José Mattoso: O historiador que ouviu o silêncio da História

Portugal ficou a conhecer-se melhor por causa dele. José Mattoso, o historiador que reinventou a forma de olhar o passado medieval e modernizou a arquivística nacional, é agora celebrado numa exposição na Torre do Tombo, em Lisboa. Nuno Lopes/Lusa (texto)

O historiador José Mattoso (1933-2023) que protagonizou uma renovação na historiografia nacional e na gestão dos arquivos, é homenageado numa exposição que abre na próxima terça-feira, na Torre do Tombo, em Lisboa.

A exposição “José Mattoso – Fazer a História, Repensar o Arquivo” “é uma tentativa de conduzir as pessoas pelo seu percurso científico, pela sua obra, e pelo significado da ação do professor Mattoso, quer ao nível da História, quer ao nível dos arquivos e de alguns elementos que considerámos marcantes enquanto historiador e enquanto diretor da Torre do Tombo e do Instituto Português dos Arquivos [IPA]”, diz o historiador João Luís Fontes, um dos curadores da mostra.

Ao mesmo tempo, há “um lado mais pessoal que emerge das cartas, da máquina de escrever que usou [e que vai estar exposta]”, acrescentou o historiador da Universidade Nova de Lisboa.

A exposição, que ficará aberta ao público de 22 de abril a 27 de junho, está organizada em dois núcleos principais: “Fazer História” e “Repensar o arquivo”, que se relaciona com o espaço onde está instalada.

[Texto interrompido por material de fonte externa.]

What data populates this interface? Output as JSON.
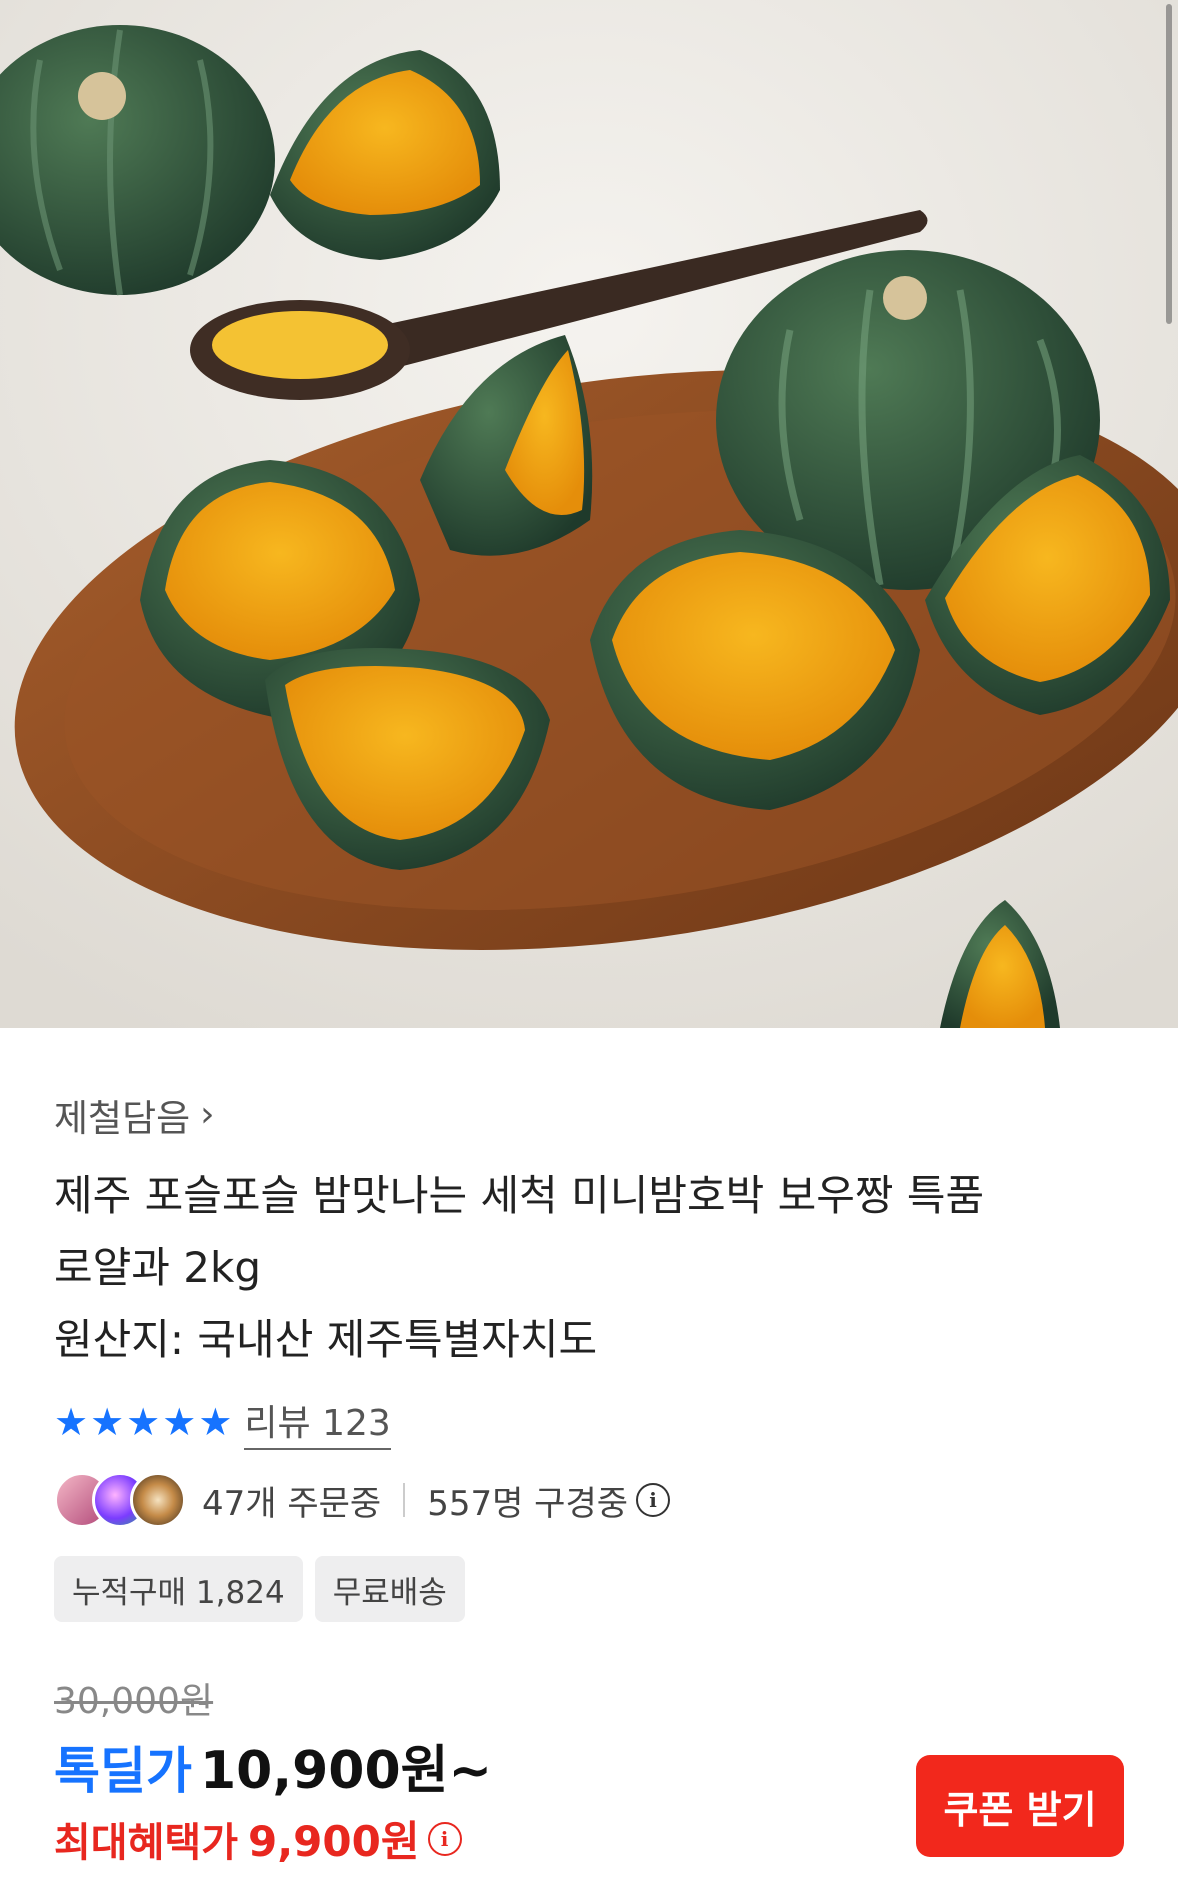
{
  "hero": {
    "image_label": "pumpkin-product-photo",
    "colors": {
      "background": "#ece9e4",
      "board": "#8a4a22",
      "rind": "#2f4d3a",
      "flesh": "#f2a514"
    }
  },
  "brand": {
    "name": "제철담음",
    "chevron": "›"
  },
  "title": {
    "line1": "제주 포슬포슬 밤맛나는 세척 미니밤호박 보우짱 특품",
    "line2": "로얄과 2kg",
    "line3": "원산지: 국내산 제주특별자치도"
  },
  "rating": {
    "stars": "★★★★★",
    "review_label": "리뷰 123",
    "score": 5
  },
  "activity": {
    "orders": "47개 주문중",
    "viewers": "557명 구경중",
    "info_glyph": "i"
  },
  "tags": [
    "누적구매 1,824",
    "무료배송"
  ],
  "price": {
    "original": "30,000원",
    "deal_label": "톡딜가",
    "deal_price": "10,900원~",
    "max_label": "최대혜택가",
    "max_price": "9,900원",
    "info_glyph": "i"
  },
  "coupon_button": {
    "label": "쿠폰 받기",
    "color": "#f2281c"
  },
  "accent": {
    "blue": "#1673ff",
    "red": "#e8271f"
  }
}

Sobre a mostra, João Luís Fontes afirmou prender-se com “a conjugação destes dois elementos, isto é, uma parte é um conjunto de documentos, sobretudo medievais, ou historiográficos, sobre os quais José Mattoso desenvolveu um importante trabalho reflexivo para a renovação que ele operou sobre a visão do passado medieval no espaço português”.

Outro núcleo expositivo faz referência às suas funções como diretor da Torre do Tombo e fundador e primeiro diretor do IPA, em 1988, “e a importância que ele deu a uma renovação e a uma modernização do trabalho feito nos arquivos, tanto em instrumentos de descrição, como procedimentos e de inventariação dos fundos [documentais] e do seu próprio estudo. Inscrever a arquivística portuguesa no contexto internacional e nas práticas que se faziam já um pouco por todo o mundo”.

Há ainda “um pequenino núcleo que tem alguns documentos do arquivo pessoal de José Mattoso, que está à guarda da Torre do Tombo, no qual encontramos alguma correspondência que travou com importantes medievalistas e figuras da cultura, e alguns cadernos de apontamentos da sua juventude, quando iniciou a sua investigação, quando ainda era monge beneditino”, acrescenta João Luís Fontes.

Foi como monge que José Mattoso realizou a sua tese de licenciatura e a de doutoramento, respetivamente sobre o mosteiro beneditino de Pendurada e sobre a adoção por muitos mosteiros do Condado Portucalense, nomeadamente da diocese do Porto, da regra beneditina, como regra exclusiva e que regulava a vida das comunidades. 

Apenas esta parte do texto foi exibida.